Bob and James are about to play with an array $A[]$ of $N$ elements with Bob starting the game. In each turn :

• A player selects a non-zero number of elements from $A[]$ with the same value and removes them from $A[]$.

The player whose turn makes array $A[]$ becomes empty wins the game.

James is very intelligent and he modifies the game a bit. He selects some distinct elements (among those present in $A$) and removes all other elements which are not selected from $A[]$. The game is then played using this modified array.

For example, consider $A = [1,1,3,12,2,34,2]$. If James chooses values $(1,2,34)$, then the array with which the game is played is $[1,1,2,34,2]$.

Find the number of possible subsets of elements that James can select to modify $A[]$ such that James is bound to win if both the players play optimally.
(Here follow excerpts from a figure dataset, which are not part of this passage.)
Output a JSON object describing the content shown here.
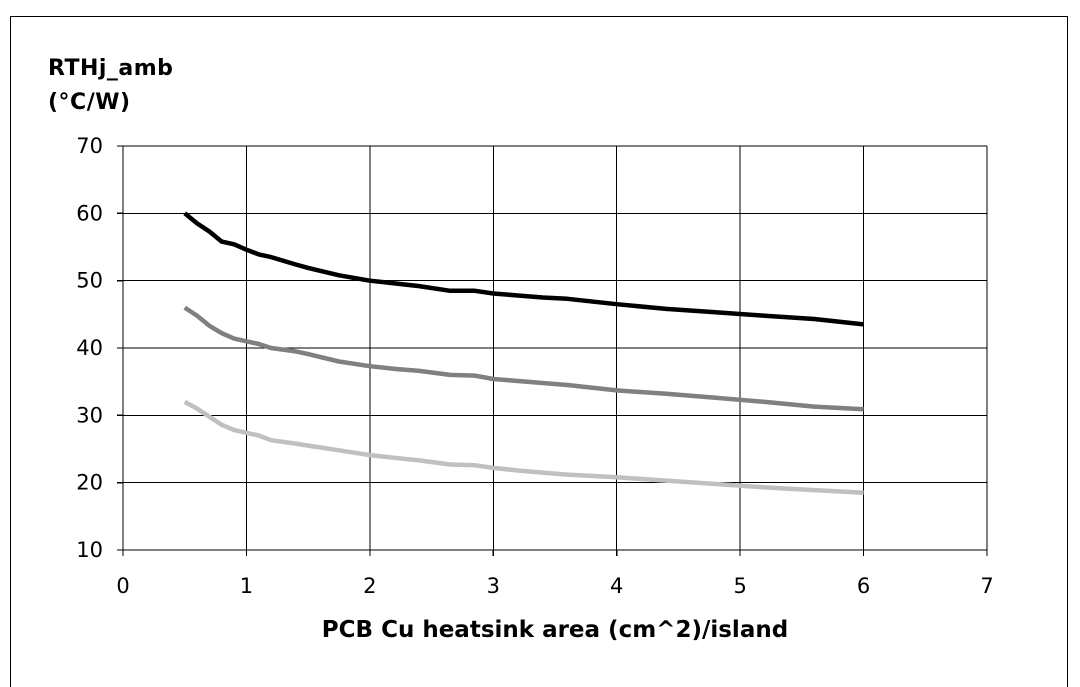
{
  "header_fragment": "",
  "chart_data": {
    "type": "line",
    "title": "",
    "xlabel": "PCB Cu heatsink area (cm^2)/island",
    "ylabel_lines": [
      "RTHj_amb",
      "(°C/W)"
    ],
    "xlim": [
      0,
      7
    ],
    "ylim": [
      10,
      70
    ],
    "x_ticks": [
      0,
      1,
      2,
      3,
      4,
      5,
      6,
      7
    ],
    "y_ticks": [
      10,
      20,
      30,
      40,
      50,
      60,
      70
    ],
    "grid": true,
    "legend": false,
    "series": [
      {
        "color": "#000000",
        "x": [
          0.5,
          0.6,
          0.7,
          0.8,
          0.9,
          1.0,
          1.1,
          1.2,
          1.4,
          1.5,
          1.75,
          2.0,
          2.2,
          2.4,
          2.65,
          2.85,
          3.0,
          3.2,
          3.4,
          3.6,
          4.0,
          4.4,
          4.8,
          5.2,
          5.6,
          6.0
        ],
        "y": [
          60.0,
          58.5,
          57.3,
          55.8,
          55.4,
          54.6,
          53.9,
          53.5,
          52.4,
          51.9,
          50.8,
          50.0,
          49.6,
          49.2,
          48.5,
          48.5,
          48.1,
          47.8,
          47.5,
          47.3,
          46.5,
          45.8,
          45.3,
          44.8,
          44.3,
          43.5
        ]
      },
      {
        "color": "#808080",
        "x": [
          0.5,
          0.6,
          0.7,
          0.8,
          0.9,
          1.0,
          1.1,
          1.2,
          1.4,
          1.5,
          1.75,
          2.0,
          2.2,
          2.4,
          2.65,
          2.85,
          3.0,
          3.2,
          3.4,
          3.6,
          4.0,
          4.4,
          4.8,
          5.2,
          5.6,
          6.0
        ],
        "y": [
          46.0,
          44.8,
          43.3,
          42.2,
          41.4,
          41.0,
          40.6,
          40.0,
          39.5,
          39.1,
          38.0,
          37.3,
          36.9,
          36.6,
          36.0,
          35.9,
          35.4,
          35.1,
          34.8,
          34.5,
          33.7,
          33.2,
          32.6,
          32.0,
          31.3,
          30.9
        ]
      },
      {
        "color": "#c0c0c0",
        "x": [
          0.5,
          0.6,
          0.7,
          0.8,
          0.9,
          1.0,
          1.1,
          1.2,
          1.4,
          1.5,
          1.75,
          2.0,
          2.2,
          2.4,
          2.65,
          2.85,
          3.0,
          3.2,
          3.4,
          3.6,
          4.0,
          4.4,
          4.8,
          5.2,
          5.6,
          6.0
        ],
        "y": [
          32.0,
          31.0,
          29.8,
          28.6,
          27.8,
          27.4,
          27.0,
          26.3,
          25.8,
          25.5,
          24.8,
          24.1,
          23.7,
          23.3,
          22.7,
          22.6,
          22.2,
          21.8,
          21.5,
          21.2,
          20.8,
          20.3,
          19.8,
          19.3,
          18.9,
          18.5
        ]
      }
    ]
  }
}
Consider an empty subset as a valid answer.

Since the number of possible subsets can be large enough, print the answer modulo $10^9 + 7$.

Input format

• The first line contains an integer $T$ denoting the number of test cases.
• The second line contains an integer $N$.
• The next line contains $N$ space-separated integers, denoting elements of $A[]$.

Output format

For each test case, print the number of possible subsets satisfying the criteria modulo $10^9 + 7$ in a new line.

Constraints

$1 \le T \le 10 \\ 1 \le N \le 2 \times 10^5 \\ 1 \le A[i] \le 10^{18}$